San Donato Tavarnelle: altra società di amici veri, dal presidente Bacci, a patron Fusi, agli amici Mauro Rossi e Luciano Santucci, senza dimenticare il direttore Ghinassi e, naturalmente, Vitaliano Bonuccelli e Luca Corbucci, con cui il rapporto non credo che abbia bisogno di commenti.
Siena: l’amico Guerri sta facendo un ottimo lavoro e il blasone della piazza farà il resto.
Trestina: l’amico fraterno Sante Podrini e la competenza della famiglia Bambini rappresentano una delle realtà più sostenibili del nostro campionato, sono veramente un esempio che tutti dovrebbero seguire.
Tau Altopascio: altra realtà fatta da amici e persone vere, che fanno bene al nostro calcio, da patron Vellutini, al direttore Maneschi senza dimenticare il vice presidente Del Carlo. Ogni volta che ci incontriamo, salvo l’ovvia competizione, per me è l’occasione di incontrare dei veri amici.
Terranuova Traiana: altra realtà che fa bene al nostro mondo, attenzione alle spese e grande competenza, dalla famiglia Morbidelli al presidente Vannelli, continuando con i direttori Finocchi e Resti. Due anni fa forse gli abbiamo “scippato” qualcosa, ci siamo abbondantemente rifatti con i sei punti dello scorso anno”.

Voglia di serie C

Dove vede il Grosseto fra 5 anni?

“Volando bassi, in serie C per forza. Il futuro dipende anche dall’eventuale ascesa dell’azienda del patron e dalla voglia che avrà lui di investire nella squadra. Se continua con questi numeri, si potrebbe pensare anche alla B. Ma va ricordato che se il Grosseto in 112 anni di storia ha giocato solo 6 anni di B sotto la presidenza Camilli, vuol dire che forse quella categoria non appartiene al Grosseto e alla città”.

Quei leoni da tastiera…

Che rapporto ha con i social?

“Li subisco abbastanza. Non sopporto chi ti dice una cosa in faccia e poi ti scrive le cose peggiori sui social, odio questo.
Se uno mi incontra e mi dice ho fatto una squadra schifosa, magari gli spiego il mio punto di vista, poi può anche darsi che abbia ragione.
Ma quello che ti dà la pacca sulle spalle e poi su Facebook scrive di tutto, lo picchierei!”

Segue altri sport?

“Mi piaceva l’ippica.

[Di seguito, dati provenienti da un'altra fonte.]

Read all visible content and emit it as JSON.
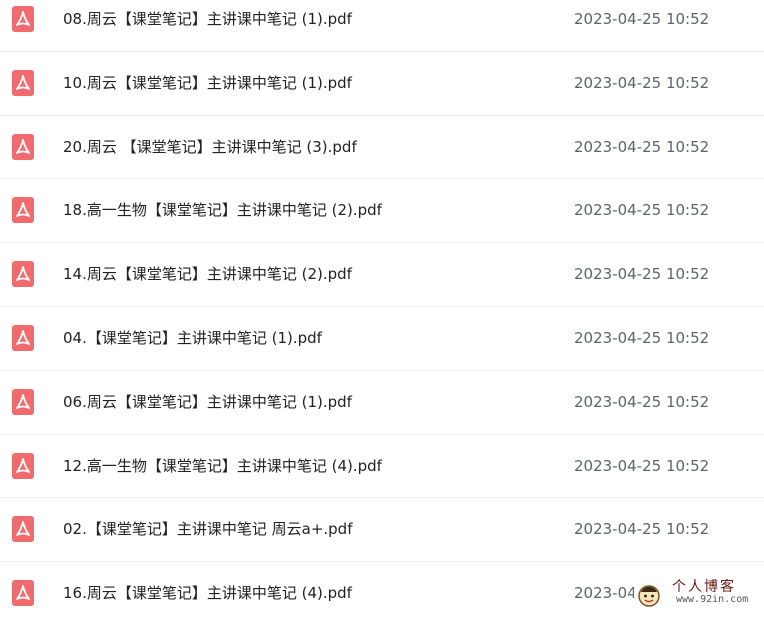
{
  "colors": {
    "pdf_icon": "#f06b6e",
    "text": "#222222",
    "date": "#5f6368",
    "divider": "#eeeeee"
  },
  "files": [
    {
      "name": "08.周云【课堂笔记】主讲课中笔记 (1).pdf",
      "date": "2023-04-25 10:52",
      "icon": "pdf-file-icon"
    },
    {
      "name": "10.周云【课堂笔记】主讲课中笔记 (1).pdf",
      "date": "2023-04-25 10:52",
      "icon": "pdf-file-icon"
    },
    {
      "name": "20.周云 【课堂笔记】主讲课中笔记 (3).pdf",
      "date": "2023-04-25 10:52",
      "icon": "pdf-file-icon"
    },
    {
      "name": "18.高一生物【课堂笔记】主讲课中笔记 (2).pdf",
      "date": "2023-04-25 10:52",
      "icon": "pdf-file-icon"
    },
    {
      "name": "14.周云【课堂笔记】主讲课中笔记 (2).pdf",
      "date": "2023-04-25 10:52",
      "icon": "pdf-file-icon"
    },
    {
      "name": "04.【课堂笔记】主讲课中笔记 (1).pdf",
      "date": "2023-04-25 10:52",
      "icon": "pdf-file-icon"
    },
    {
      "name": "06.周云【课堂笔记】主讲课中笔记 (1).pdf",
      "date": "2023-04-25 10:52",
      "icon": "pdf-file-icon"
    },
    {
      "name": "12.高一生物【课堂笔记】主讲课中笔记 (4).pdf",
      "date": "2023-04-25 10:52",
      "icon": "pdf-file-icon"
    },
    {
      "name": "02.【课堂笔记】主讲课中笔记 周云a+.pdf",
      "date": "2023-04-25 10:52",
      "icon": "pdf-file-icon"
    },
    {
      "name": "16.周云【课堂笔记】主讲课中笔记 (4).pdf",
      "date": "2023-04",
      "icon": "pdf-file-icon"
    }
  ],
  "watermark": {
    "title": "个人博客",
    "url": "www.92in.com"
  }
}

Ma ora non esiste più in Italia. Menomale da un certo punto di vista, perché ti può trascinare nel mondo delle scommesse, però mi appassionava parecchio”.

Ha altre passioni?

“Bibi, il mio cane Yorkshire! Ce l’ho da poco ed è un rapporto clamoroso. L’avevo preso per mia mamma ma alla fine l’ho tenuto io. È il figlio che non ho mai avuto? Sì, si può dire, anche se considero le gemelle di Serena quasi come mie, perché erano piccole quando entrai nella loro vita”.

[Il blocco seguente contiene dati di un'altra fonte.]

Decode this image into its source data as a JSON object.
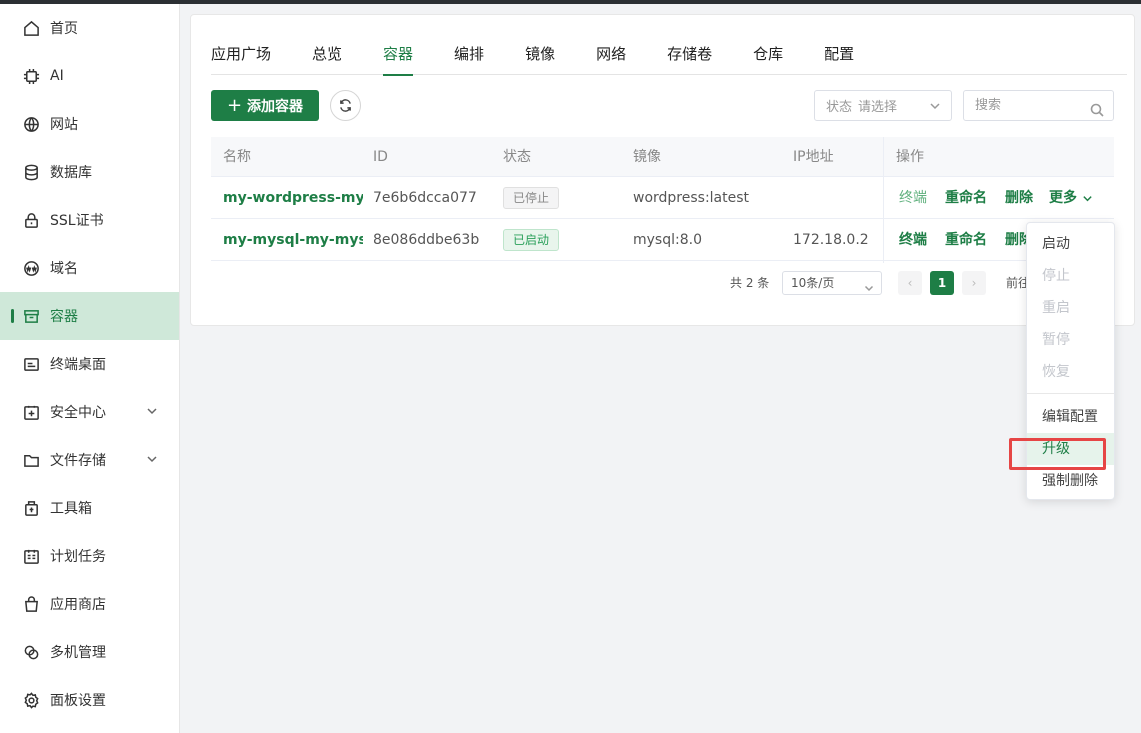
{
  "sidebar": {
    "items": [
      {
        "label": "首页",
        "icon": "home-icon"
      },
      {
        "label": "AI",
        "icon": "chip-icon"
      },
      {
        "label": "网站",
        "icon": "globe-icon"
      },
      {
        "label": "数据库",
        "icon": "database-icon"
      },
      {
        "label": "SSL证书",
        "icon": "lock-icon"
      },
      {
        "label": "域名",
        "icon": "www-icon"
      },
      {
        "label": "容器",
        "icon": "box-icon"
      },
      {
        "label": "终端桌面",
        "icon": "terminal-icon"
      },
      {
        "label": "安全中心",
        "icon": "shield-plus-icon"
      },
      {
        "label": "文件存储",
        "icon": "folder-icon"
      },
      {
        "label": "工具箱",
        "icon": "toolbox-icon"
      },
      {
        "label": "计划任务",
        "icon": "calendar-icon"
      },
      {
        "label": "应用商店",
        "icon": "bag-icon"
      },
      {
        "label": "多机管理",
        "icon": "link-icon"
      },
      {
        "label": "面板设置",
        "icon": "gear-icon"
      }
    ]
  },
  "tabs": [
    "应用广场",
    "总览",
    "容器",
    "编排",
    "镜像",
    "网络",
    "存储卷",
    "仓库",
    "配置"
  ],
  "toolbar": {
    "add_label": "添加容器",
    "status_label": "状态",
    "status_placeholder": "请选择",
    "search_placeholder": "搜索"
  },
  "table": {
    "headers": [
      "名称",
      "ID",
      "状态",
      "镜像",
      "IP地址",
      "操作"
    ],
    "rows": [
      {
        "name": "my-wordpress-my-wordpress",
        "id": "7e6b6dcca077",
        "status": "已停止",
        "image": "wordpress:latest",
        "ip": ""
      },
      {
        "name": "my-mysql-my-mysql",
        "id": "8e086ddbe63b",
        "status": "已启动",
        "image": "mysql:8.0",
        "ip": "172.18.0.2"
      }
    ],
    "ops": {
      "terminal": "终端",
      "rename": "重命名",
      "delete": "删除",
      "more": "更多"
    }
  },
  "pagination": {
    "total": "共 2 条",
    "page_size": "10条/页",
    "current": "1",
    "goto": "前往"
  },
  "dropdown": {
    "items": [
      "启动",
      "停止",
      "重启",
      "暂停",
      "恢复",
      "编辑配置",
      "升级",
      "强制删除"
    ]
  },
  "colors": {
    "accent": "#1e7e46",
    "highlight_border": "#e64545"
  }
}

Voglia di vacanza… ma non troppo!

Segue la politica?

“Un po’ di cronaca, la politica molto meno anche se ho le mie idee”.

Quale è il viaggio che ancora non ha mai fatto?

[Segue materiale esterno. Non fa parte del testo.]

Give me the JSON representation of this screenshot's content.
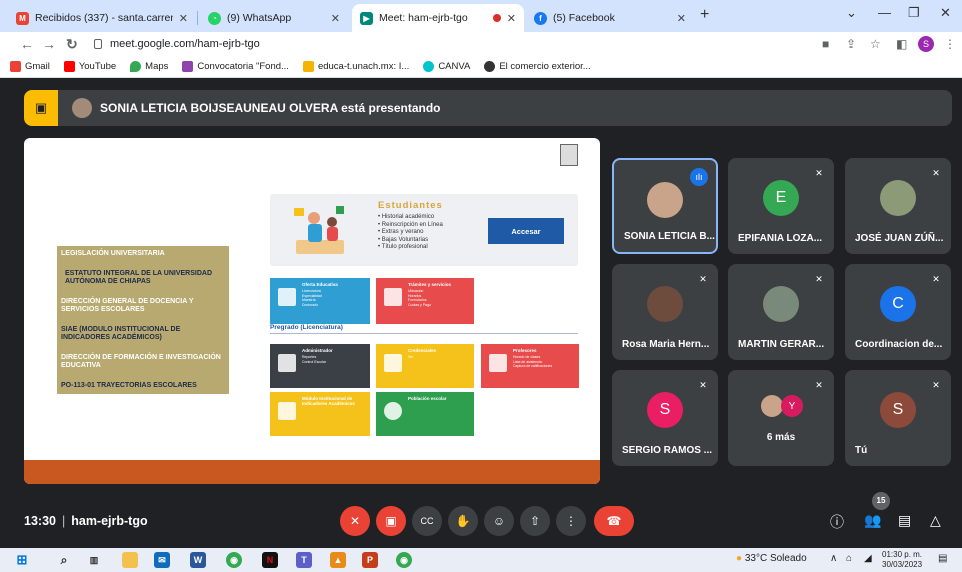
{
  "browser": {
    "tabs": [
      {
        "label": "Recibidos (337) - santa.carreno@...",
        "favicon": "gmail-icon",
        "color": "#ea4335"
      },
      {
        "label": "(9) WhatsApp",
        "favicon": "whatsapp-icon",
        "color": "#25d366"
      },
      {
        "label": "Meet: ham-ejrb-tgo",
        "favicon": "meet-icon",
        "color": "#00897b"
      },
      {
        "label": "(5) Facebook",
        "favicon": "facebook-icon",
        "color": "#1877f2"
      }
    ],
    "url": "meet.google.com/ham-ejrb-tgo",
    "bookmarks": [
      {
        "label": "Gmail",
        "color": "#ea4335"
      },
      {
        "label": "YouTube",
        "color": "#ff0000"
      },
      {
        "label": "Maps",
        "color": "#34a853"
      },
      {
        "label": "Convocatoria \"Fond...",
        "color": "#8e44ad"
      },
      {
        "label": "educa-t.unach.mx: I...",
        "color": "#f4b400"
      },
      {
        "label": "CANVA",
        "color": "#00c4cc"
      },
      {
        "label": "El comercio exterior...",
        "color": "#333333"
      }
    ]
  },
  "meet": {
    "presenting_text": "SONIA LETICIA BOIJSEAUNEAU OLVERA está presentando",
    "slide": {
      "menu_items": [
        "LEGISLACIÓN UNIVERSITARIA",
        "ESTATUTO INTEGRAL DE LA UNIVERSIDAD AUTÓNOMA DE CHIAPAS",
        "DIRECCIÓN GENERAL DE DOCENCIA Y SERVICIOS ESCOLARES",
        "SIAE (MODULO INSTITUCIONAL DE INDICADORES ACADÉMICOS)",
        "DIRECCIÓN DE FORMACIÓN E INVESTIGACIÓN EDUCATIVA",
        "PO-113-01 TRAYECTORIAS ESCOLARES"
      ],
      "estudiantes_title": "Estudiantes",
      "estudiantes_list": [
        "• Historial académico",
        "• Reinscripción en Línea",
        "• Extras y verano",
        "• Bajas Voluntarias",
        "• Título profesional"
      ],
      "acceder_label": "Accesar",
      "pregrado_label": "Pregrado (Licenciatura)",
      "modules": [
        {
          "title": "Oferta Educativa",
          "sub": "Licenciatura\nEspecialidad\nMaestría\nDoctorado",
          "color": "#2f9fd3"
        },
        {
          "title": "Trámites y servicios",
          "sub": "Ubicación\nHorarios\nFormularios\nCuotas y Pago",
          "color": "#e74b4b"
        },
        {
          "title": "Administrador",
          "sub": "Reportes\nControl Escolar",
          "color": "#3b3f46"
        },
        {
          "title": "Credenciales",
          "sub": "Ver",
          "color": "#f5c21b"
        },
        {
          "title": "Profesores",
          "sub": "Horario de clases\nLista de asistencia\nCaptura de calificaciones",
          "color": "#e74b4b"
        },
        {
          "title": "Módulo Institucional de Indicadores Académicos",
          "sub": "",
          "color": "#f5c21b"
        },
        {
          "title": "Población escolar",
          "sub": "",
          "color": "#2e9e4f"
        }
      ]
    },
    "participants": [
      {
        "name": "SONIA LETICIA B...",
        "initial": "",
        "color": "#c9a48a",
        "speaking": true
      },
      {
        "name": "EPIFANIA LOZA...",
        "initial": "E",
        "color": "#34a853",
        "speaking": false
      },
      {
        "name": "JOSÉ JUAN ZÚÑ...",
        "initial": "",
        "color": "#8d9a78",
        "speaking": false
      },
      {
        "name": "Rosa Maria Hern...",
        "initial": "",
        "color": "#6d4c3d",
        "speaking": false
      },
      {
        "name": "MARTIN GERAR...",
        "initial": "",
        "color": "#7a8a7a",
        "speaking": false
      },
      {
        "name": "Coordinacion de...",
        "initial": "C",
        "color": "#1a73e8",
        "speaking": false
      },
      {
        "name": "SERGIO RAMOS ...",
        "initial": "S",
        "color": "#e91e63",
        "speaking": false
      },
      {
        "name": "",
        "initial": "Y",
        "color": "#d81b60",
        "speaking": false,
        "more_label": "6 más"
      },
      {
        "name": "Tú",
        "initial": "S",
        "color": "#8d4a3a",
        "speaking": false
      }
    ],
    "time": "13:30",
    "meeting_code": "ham-ejrb-tgo",
    "participant_count": "15"
  },
  "taskbar": {
    "weather": "33°C Soleado",
    "time": "01:30 p. m.",
    "date": "30/03/2023"
  }
}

“Direi la Polinesia e gli Stati Uniti d’America. Ma per noi direttori sportivi fare vacanze è dura, dura… Quest’anno mi sono ritagliato una settimana con mio cugino nelle Eolie. Bella cosa, ma è stata dura fare a meno del Grosseto, ho perso due amichevoli, per me è stata una sofferenza. Lo riconosco: è un mio limite il non poter avere tutto sotto controllo, anche se al Grosseto tutto è organizzato. Devo avere il totale conoscenza di tutto quello che accade, impazzisco se non accade”.

Guarda la televisione e ascolta musica?

“Mi piacciono i film, e le serie tv. Il mio film preferito è “Il Silenzio degli Innocenti”. Leggo pochissimo, ormai con il telefono si fa tutto. La musica? Non sono un grande appassionato, ma ascolto un po’ di musica leggera italiana”.

E allora, “metti un po’ di musica leggera perché ho voglia… di serie C!”.